You may think I’m exaggerating but it’s true. The #1 reason professionals stumble in their career advancement is because of their lack of social and emotional intelligence. They may have all the knowledge, skills and even years of experience but they have earned a reputation for not being able to get along with their colleagues, direct reports or even their bosses.  In short, their own self-awareness; empathy for others and ability to manage their own emotions is limited or nonexistent.

These folks (are we talking about you?) are just known for being difficult – they don’t listen, are confrontational, unpredictable and even arrogant in their beliefs. They may be in a supervisory or middle management position because they have been with the company for so long but now their career is on thin ice and they wonder why.  But others know why . . .

So what exactly is “social and emotional intelligence”?  Here is a excellent working defination from the Institute for Social & Emotional Intelligence (ISEI), Denver, Colorado.

  • “Social and emotional intelligence is the ability to be aware of our own emotions and those of others, in the moment, and to use that information to manage ourselves and manage our relationships”.

I’ve been giving workshops on emotional intelligence (EQ) for years – it’s truly my favorite topic because it impacts every aspect of our working and personal lives.  I’m delighted now to be in an intensive coach certification course (October – November) through ISEI with my Australian coaching colleagues to learn even more.  I’ve already started to pull new ideas and tools into my training courses and with my individual coaching clients.

So let’s remember that 80 – 85% of our career success at the upper levels depends on our ability to connect, communicate and collaborate with others.

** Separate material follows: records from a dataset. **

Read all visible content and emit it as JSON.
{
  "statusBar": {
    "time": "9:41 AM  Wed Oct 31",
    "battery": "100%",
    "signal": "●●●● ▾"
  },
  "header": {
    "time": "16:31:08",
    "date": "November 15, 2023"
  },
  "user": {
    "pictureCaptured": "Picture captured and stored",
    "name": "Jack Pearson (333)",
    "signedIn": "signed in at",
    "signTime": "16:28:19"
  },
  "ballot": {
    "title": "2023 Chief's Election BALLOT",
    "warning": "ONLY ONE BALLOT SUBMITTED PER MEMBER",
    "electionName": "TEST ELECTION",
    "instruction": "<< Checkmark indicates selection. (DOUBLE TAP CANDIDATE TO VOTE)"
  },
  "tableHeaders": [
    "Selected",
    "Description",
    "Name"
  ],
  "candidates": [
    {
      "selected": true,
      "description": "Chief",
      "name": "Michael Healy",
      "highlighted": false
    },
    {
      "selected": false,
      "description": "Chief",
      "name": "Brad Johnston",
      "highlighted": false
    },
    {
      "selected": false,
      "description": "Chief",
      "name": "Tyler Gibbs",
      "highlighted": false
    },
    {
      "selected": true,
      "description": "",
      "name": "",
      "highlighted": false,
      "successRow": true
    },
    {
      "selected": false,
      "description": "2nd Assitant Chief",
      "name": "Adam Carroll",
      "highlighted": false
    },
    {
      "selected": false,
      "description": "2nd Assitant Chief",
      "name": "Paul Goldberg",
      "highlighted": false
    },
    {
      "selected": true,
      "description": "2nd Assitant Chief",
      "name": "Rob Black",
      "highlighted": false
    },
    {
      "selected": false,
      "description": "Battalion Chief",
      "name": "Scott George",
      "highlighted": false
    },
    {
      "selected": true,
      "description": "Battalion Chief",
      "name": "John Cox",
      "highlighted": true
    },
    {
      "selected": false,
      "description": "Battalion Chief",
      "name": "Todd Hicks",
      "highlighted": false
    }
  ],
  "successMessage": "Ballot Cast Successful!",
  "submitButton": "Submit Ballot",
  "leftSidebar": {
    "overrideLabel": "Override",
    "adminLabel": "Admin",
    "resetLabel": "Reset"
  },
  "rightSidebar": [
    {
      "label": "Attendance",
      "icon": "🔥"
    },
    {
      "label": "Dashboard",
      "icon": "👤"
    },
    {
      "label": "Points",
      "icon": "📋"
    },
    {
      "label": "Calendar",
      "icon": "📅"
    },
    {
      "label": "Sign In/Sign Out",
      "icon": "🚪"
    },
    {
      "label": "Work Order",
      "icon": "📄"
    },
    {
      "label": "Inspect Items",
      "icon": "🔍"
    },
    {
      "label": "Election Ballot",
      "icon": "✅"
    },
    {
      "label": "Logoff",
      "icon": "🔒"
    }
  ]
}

Our own personal work experiences confirm that research.  We have all known industry leaders who have those qualities – they inspire, motivate and engage their teams and employees resulting in people working harder with energy, creativity and greater flexibility.  The result? Less employee turnover; higher productivity and greater profits for the company.

This is emotional intelligence competencies in action. Let’s be known as one of those leaders!